The Ripon Unified School District, in response to the claims, has had the site tested twice over the past two years with results backing Sprint’s claim and showing the tower well under FCC standards. The latest study by William Hammett, P.E. of Hammett & Edison, a consulting engineering firm in San Francisco, concluded the following in late January of this year:
“The measurement equipment used was a Wandel & Goltermann Type EMR-300 Radiation Meter with Type 18 Isotropic Electric Field Probe (Serial No. C-0010). The meter and probe were under current calibration by the manufacturer. The maximum observed power density level for a person at ground near the site was 0.000032 mW/cm2, which is 0.016% of the most restrictive public limit. The three-dimensional perimeter of RF levels equal to the public exposure limit did not reach any publicly accessible areas.”
The Weston parents hired their own consultant, Eric Windheim, of Windheim EMF, an “Electro Magnetic Radiation Specialist” with credentials from the International Institute for Building Biology & Ecology who found widely different readings, prompting him to say, “he wouldn’t send his kids to that school.” On his website, Windheim, certified by the aforementioned New Mexico-based “institute” in 2015, after “12 months, four certification seminars, 21 courses of study and 14,000 air miles” touts his effectiveness at lowering EMF in the home.
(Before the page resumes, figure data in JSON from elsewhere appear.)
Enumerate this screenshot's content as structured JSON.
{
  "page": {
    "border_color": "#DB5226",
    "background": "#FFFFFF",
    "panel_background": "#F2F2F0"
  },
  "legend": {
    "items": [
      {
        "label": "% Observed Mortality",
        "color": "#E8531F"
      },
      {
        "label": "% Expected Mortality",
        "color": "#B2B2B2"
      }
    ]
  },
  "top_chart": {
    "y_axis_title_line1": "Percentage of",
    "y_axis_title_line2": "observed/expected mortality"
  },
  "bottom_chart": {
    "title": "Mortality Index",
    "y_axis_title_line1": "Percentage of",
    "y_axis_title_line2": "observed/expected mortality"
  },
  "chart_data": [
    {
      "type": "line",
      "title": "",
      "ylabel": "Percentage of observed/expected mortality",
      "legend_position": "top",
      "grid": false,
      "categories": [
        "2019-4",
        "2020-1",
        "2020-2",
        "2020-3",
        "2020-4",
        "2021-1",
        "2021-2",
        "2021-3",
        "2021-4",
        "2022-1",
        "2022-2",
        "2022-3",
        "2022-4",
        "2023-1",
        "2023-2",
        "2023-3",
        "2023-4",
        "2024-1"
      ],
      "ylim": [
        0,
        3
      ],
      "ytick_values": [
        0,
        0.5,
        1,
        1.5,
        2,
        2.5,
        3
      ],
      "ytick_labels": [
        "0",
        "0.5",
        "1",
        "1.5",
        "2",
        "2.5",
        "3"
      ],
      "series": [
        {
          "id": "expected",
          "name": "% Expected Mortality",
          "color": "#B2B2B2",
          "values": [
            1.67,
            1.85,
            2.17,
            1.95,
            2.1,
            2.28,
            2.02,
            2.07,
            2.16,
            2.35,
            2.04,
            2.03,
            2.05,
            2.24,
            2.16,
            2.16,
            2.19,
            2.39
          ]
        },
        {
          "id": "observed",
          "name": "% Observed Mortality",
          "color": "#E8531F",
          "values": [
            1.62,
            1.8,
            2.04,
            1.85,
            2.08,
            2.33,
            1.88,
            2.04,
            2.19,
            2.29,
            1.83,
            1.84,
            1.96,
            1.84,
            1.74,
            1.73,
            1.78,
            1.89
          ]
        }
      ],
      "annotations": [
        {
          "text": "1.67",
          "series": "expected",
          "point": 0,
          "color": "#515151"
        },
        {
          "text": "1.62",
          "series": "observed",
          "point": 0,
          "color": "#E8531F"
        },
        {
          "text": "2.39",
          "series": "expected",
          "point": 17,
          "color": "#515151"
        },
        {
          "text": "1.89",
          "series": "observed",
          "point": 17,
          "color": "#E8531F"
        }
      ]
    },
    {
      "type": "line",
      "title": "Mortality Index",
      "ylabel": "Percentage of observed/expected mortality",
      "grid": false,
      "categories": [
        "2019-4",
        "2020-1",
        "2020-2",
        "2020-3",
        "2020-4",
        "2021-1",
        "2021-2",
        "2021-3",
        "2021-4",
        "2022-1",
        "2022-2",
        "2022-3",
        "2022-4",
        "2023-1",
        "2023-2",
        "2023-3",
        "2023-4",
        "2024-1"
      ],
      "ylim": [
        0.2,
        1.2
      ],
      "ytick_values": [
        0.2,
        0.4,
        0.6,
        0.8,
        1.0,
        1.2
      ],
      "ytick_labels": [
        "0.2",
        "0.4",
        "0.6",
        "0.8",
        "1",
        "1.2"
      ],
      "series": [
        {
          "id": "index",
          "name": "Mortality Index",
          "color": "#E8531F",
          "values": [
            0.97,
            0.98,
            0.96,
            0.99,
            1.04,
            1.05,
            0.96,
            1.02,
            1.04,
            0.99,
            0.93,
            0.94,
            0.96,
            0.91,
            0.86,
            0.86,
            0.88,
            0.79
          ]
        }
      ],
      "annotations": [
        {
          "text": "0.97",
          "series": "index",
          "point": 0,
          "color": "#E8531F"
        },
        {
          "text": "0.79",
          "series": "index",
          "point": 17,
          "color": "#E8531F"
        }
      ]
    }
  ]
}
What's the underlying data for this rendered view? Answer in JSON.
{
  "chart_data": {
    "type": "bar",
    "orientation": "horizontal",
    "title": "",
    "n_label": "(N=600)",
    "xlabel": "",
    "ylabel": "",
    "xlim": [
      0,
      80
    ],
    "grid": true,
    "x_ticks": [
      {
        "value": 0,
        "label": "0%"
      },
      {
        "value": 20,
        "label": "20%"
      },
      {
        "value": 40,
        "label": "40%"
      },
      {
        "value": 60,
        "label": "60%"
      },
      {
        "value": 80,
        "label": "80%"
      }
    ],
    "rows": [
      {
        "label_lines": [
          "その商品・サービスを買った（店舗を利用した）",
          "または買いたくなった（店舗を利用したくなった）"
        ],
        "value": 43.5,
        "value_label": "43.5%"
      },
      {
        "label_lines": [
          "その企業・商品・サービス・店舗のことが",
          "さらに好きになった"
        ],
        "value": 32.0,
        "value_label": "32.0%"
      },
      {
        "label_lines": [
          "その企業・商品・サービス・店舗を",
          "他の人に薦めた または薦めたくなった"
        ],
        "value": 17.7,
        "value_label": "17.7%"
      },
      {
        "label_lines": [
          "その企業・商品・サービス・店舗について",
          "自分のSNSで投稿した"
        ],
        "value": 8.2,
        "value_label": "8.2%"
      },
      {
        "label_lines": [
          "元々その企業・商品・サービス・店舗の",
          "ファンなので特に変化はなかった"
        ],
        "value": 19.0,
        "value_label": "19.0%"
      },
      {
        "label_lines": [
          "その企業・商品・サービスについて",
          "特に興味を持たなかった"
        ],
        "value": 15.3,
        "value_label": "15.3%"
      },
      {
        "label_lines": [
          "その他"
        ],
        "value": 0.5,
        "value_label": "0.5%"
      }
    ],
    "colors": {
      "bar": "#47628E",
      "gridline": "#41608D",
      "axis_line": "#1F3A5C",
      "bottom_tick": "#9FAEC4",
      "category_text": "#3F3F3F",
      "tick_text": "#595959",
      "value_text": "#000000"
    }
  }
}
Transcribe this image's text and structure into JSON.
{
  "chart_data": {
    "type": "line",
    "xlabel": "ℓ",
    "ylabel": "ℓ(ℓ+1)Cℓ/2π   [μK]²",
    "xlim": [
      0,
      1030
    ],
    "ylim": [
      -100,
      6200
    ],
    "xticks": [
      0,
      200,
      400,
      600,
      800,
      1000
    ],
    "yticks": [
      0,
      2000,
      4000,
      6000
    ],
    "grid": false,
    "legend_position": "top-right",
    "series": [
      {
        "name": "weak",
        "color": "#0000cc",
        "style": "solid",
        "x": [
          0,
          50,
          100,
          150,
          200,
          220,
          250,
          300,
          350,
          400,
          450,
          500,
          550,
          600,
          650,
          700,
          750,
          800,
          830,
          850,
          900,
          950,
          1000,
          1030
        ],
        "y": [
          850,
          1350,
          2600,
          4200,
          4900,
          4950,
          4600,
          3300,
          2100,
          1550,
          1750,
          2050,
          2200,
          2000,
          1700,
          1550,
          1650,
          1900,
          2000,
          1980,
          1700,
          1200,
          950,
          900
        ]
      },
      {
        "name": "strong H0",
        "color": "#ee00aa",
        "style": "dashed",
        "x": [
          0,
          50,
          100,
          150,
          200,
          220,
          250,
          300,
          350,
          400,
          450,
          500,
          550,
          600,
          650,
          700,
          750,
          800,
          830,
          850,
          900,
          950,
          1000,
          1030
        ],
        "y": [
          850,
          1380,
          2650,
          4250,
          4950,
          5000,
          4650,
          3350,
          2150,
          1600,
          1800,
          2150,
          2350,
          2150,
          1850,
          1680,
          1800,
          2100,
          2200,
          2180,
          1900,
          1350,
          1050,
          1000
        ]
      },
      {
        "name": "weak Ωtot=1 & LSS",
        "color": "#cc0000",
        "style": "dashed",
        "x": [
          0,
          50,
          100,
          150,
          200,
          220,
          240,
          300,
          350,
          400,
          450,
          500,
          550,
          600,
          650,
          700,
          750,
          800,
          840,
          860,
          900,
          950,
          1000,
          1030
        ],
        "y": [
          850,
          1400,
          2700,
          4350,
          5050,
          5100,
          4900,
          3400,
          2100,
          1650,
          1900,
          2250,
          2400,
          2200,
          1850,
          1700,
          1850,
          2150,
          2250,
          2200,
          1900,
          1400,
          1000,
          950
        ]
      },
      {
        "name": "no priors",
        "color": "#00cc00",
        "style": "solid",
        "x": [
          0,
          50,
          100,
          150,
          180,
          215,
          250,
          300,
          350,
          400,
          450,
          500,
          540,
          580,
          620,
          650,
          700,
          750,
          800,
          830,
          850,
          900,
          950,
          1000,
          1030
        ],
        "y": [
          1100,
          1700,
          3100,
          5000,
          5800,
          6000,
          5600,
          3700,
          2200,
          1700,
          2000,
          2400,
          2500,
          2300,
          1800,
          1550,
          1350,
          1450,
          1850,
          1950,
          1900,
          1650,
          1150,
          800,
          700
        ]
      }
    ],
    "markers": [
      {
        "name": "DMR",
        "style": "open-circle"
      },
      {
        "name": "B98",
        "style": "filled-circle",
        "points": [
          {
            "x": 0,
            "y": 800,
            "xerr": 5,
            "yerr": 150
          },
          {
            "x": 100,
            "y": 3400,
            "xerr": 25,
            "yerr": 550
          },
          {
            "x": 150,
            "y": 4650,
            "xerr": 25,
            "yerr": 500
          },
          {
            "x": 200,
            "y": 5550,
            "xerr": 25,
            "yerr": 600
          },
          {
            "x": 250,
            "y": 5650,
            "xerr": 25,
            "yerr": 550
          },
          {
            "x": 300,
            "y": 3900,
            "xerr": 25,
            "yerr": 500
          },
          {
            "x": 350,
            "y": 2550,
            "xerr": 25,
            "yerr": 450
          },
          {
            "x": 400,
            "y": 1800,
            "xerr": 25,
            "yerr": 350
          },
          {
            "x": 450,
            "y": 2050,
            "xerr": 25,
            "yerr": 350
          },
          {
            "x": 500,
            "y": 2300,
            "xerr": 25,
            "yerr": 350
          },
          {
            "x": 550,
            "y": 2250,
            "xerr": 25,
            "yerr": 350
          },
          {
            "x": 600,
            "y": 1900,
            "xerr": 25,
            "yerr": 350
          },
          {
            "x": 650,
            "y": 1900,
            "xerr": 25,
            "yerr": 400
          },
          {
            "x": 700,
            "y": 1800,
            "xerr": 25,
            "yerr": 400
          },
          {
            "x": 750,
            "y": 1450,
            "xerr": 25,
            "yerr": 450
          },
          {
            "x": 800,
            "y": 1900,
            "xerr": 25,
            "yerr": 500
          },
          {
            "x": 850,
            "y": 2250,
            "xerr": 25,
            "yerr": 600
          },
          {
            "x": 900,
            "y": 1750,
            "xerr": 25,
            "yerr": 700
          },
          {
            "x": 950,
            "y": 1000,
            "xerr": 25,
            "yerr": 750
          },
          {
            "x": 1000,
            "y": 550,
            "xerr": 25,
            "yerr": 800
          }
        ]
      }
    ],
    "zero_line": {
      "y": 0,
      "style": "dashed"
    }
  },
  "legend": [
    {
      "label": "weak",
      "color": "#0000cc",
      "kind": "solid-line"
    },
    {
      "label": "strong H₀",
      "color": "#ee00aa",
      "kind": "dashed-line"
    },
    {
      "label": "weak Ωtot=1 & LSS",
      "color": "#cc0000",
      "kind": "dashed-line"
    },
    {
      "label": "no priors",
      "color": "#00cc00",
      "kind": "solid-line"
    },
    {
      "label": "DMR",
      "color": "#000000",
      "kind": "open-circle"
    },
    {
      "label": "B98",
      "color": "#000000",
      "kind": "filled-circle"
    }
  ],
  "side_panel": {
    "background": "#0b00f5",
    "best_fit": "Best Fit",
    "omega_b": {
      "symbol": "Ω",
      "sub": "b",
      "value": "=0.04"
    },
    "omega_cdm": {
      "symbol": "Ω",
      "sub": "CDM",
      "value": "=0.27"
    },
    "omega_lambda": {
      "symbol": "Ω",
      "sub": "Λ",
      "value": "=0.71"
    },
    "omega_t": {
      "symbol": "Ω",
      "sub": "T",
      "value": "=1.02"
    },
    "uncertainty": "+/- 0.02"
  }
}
Using his “smart meter,” Windheim said he recently, “lowered a 10 mG magnetic field found on the pillows of the master bed to a very low and safe level of .25 mG. It is a real challenge, a lot of fun and clients feel better as the result!”
“He’s a tin hat,” said Lawrence Behr of LBA in an interview with Inside Towers, “part of the EMF Cult crowd.” Behr is the President of LBA Group, a 56-year old engineering consulting firm and is also Director of the National Association of Radio and Telecommunications Engineers.
Behr said Windheim’s results were inaccurate due to both using substandard meter-reading equipment and poor extrapolation of his findings.
“He didn’t understand the math much less the instrument,” Behr said. “His math was off, and once it was corrected, it comes out to fitting FCC standards. But this is coming from a guy who has been quoted to say, ‘he doesn’t believe in FCC standards’, since he has his own EMRS non-FCC recognized version.”
Behr said Windheim’s meter readings (from a meter costing around $1,200, about one tenth the price of that used by LBA and Hammett & Edison) showed spikes of 3500MHz. Sprint, Behr pointed out, operates all of their sites between 1800 and 2500 MHz. and that Windheim was likely incorporating a WiFi signal into the mix, which can add 10-to-15 percent to the readings and possibly more, depending on the time of day (parents picking up kids at closing, etc.). Behr and his staff use two kinds of meters, the NARDA and EMCTD precision RF survey meters, which have a weighted scale that tells you what the percentage is from various sources.
“It’s a very unprofessional study,” Behr said of Windheim’s work, adding those findings, if and when they are brought up in court, have very little or no chance of succeeding.